Rep: Noer Qomariah Kusumawardhani/ Red: Christiyaningsih
Jurnalis Republika Nur Hasan Murtiaji akan berbagi kisah sukses NFT di PechaKucha Night Jakarta Vol. 45.
Foto: Republika
Jurnalis Republika Nur Hasan Murtiaji akan berbagi kisah sukses NFT di PechaKucha Night Jakarta Vol. 45.

REPUBLIKA.CO.ID, JAKARTA — Sejak pandemi, banyak orang mulai mengalihkan sebagian besar aktivitasnya ke ranah digital. Penemuan-penemuan baru datang mengikuti arus perkembangan teknologi, termasuk investasi dalam koleksi seni melalui Non Fungible Token (NFT).

NFT tidak hanya dibuat oleh seniman individu. Namun, media konvensional juga mulai membuat NFT. Republika baru-baru ini merilis NFT “Hari Pahlawan” untuk menyebarkan konten edukasi kepada generasi muda tentang sejarah Indonesia.

Baca Juga

“NFT yang kami rilis menggunakan ejaan bahasa Indonesia jadul serta tampilan dan nuansa retro untuk menghidupkan sejarah bagi generasi sekarang,” kata jurnalis Republika, Nur Hasan Murtiaji, yang menjadi salah satu penggagas ide karya NFT ini untuk menarik minat masyarakat muda.

Ada hal yang membedakan Republika dengan kreator NFT lainnya.
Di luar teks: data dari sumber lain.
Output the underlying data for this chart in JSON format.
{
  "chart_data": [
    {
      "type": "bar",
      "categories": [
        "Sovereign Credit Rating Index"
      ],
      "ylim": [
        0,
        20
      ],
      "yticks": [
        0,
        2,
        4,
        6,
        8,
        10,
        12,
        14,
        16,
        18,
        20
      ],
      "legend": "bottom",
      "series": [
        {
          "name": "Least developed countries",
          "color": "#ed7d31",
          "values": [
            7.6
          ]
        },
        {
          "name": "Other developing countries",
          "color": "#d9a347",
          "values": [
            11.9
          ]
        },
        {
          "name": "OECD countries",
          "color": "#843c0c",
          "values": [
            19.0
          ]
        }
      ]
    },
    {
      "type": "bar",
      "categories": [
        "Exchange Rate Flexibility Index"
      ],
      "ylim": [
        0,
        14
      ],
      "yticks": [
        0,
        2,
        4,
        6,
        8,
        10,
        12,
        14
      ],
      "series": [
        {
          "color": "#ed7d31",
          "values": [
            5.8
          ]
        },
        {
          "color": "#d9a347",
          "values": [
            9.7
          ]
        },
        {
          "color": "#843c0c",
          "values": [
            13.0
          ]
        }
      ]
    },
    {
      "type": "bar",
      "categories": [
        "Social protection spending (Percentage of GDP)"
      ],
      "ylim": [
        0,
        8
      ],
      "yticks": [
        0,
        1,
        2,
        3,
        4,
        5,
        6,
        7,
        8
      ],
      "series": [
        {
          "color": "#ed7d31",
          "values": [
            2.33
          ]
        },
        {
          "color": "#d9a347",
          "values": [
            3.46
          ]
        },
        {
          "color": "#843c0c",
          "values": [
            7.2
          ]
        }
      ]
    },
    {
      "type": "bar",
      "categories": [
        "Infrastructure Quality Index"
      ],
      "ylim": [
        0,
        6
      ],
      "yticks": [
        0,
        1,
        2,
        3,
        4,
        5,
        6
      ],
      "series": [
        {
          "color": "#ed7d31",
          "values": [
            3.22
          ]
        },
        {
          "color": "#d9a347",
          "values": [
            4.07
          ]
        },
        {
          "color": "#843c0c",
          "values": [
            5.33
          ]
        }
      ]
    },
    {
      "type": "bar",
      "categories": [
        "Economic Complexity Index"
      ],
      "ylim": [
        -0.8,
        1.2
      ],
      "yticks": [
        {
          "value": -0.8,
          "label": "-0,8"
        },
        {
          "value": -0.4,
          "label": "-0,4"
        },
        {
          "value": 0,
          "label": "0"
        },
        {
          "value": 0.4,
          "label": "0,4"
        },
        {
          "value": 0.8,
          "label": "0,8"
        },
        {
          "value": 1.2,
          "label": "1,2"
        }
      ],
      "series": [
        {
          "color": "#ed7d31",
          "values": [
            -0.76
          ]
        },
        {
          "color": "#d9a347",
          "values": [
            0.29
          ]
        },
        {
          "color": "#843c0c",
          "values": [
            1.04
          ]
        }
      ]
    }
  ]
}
Proses kreatifnya tidak disematkan oleh individu, melainkan Republika sebagai asosiasi yang merilis konten edukasi sebagai aset digital pribadi berdasarkan autentikasi dan bernilai.

Co-Founder DagoDAO & Soilets NFT Dissa Kamajaya mengungkapkan perjalanannya di bidang NFT. Dissa, yang memiliki nama artistik 0xtx, pernah bekerja 9 to 5 di sebuah perusahaan audio visual sebagai visual designer sampai ia menemukan keberanian untuk berhenti dari pekerjaan tetapnya dan mengejar impian NFT-nya.

Perjalanan menjadi kreator NFT dimulai dari percakapan dengan teman-temannya di grup WhatsApp “Kekaisaran Dago”. Grup WhatsApp ini awalnya didirikan sebagai ‘jasa titip’ minimarket. Percakapan itu beralih ke topik crypto trading dan NFT, yang akhirnya menarik banyak pengikut grup WA tersebut, termasuk seniman-seniman terkenal.

Grup WhatsApp itu berkembang menjadi komunitas NFT yang disebut DagoDao di mana banyak seniman berkolaborasi dalam menciptakan SoiletsNFT, sebuah NFT audio-visual kolektif. SoiletsNFT berhasil menjual banyak NFT dan mendapatkan penghasilan tambahan sehingga mereka memutuskan untuk berdonasi. Salah satunya berkolaborasi dengan organisasi mancanegara untuk membuat toilet di Gunung Himalaya.

Saat keadaan menjadi sulit bagi beberapa orang, kesulitan itu lantas berbalik karena NFT. Setidaknya hal ini yang dirasakan beberapa komunitas seni Indonesia.

Saat pandemi melanda, muralis Budi Santosa mengalami nasib yang sama dengan ribuan pelaku seni di seluruh Indonesia. Sumber pendapatan yang biasa didapatkan dari kegiatan di luar rumah menghilang, dalam kasus Budi melukis mural.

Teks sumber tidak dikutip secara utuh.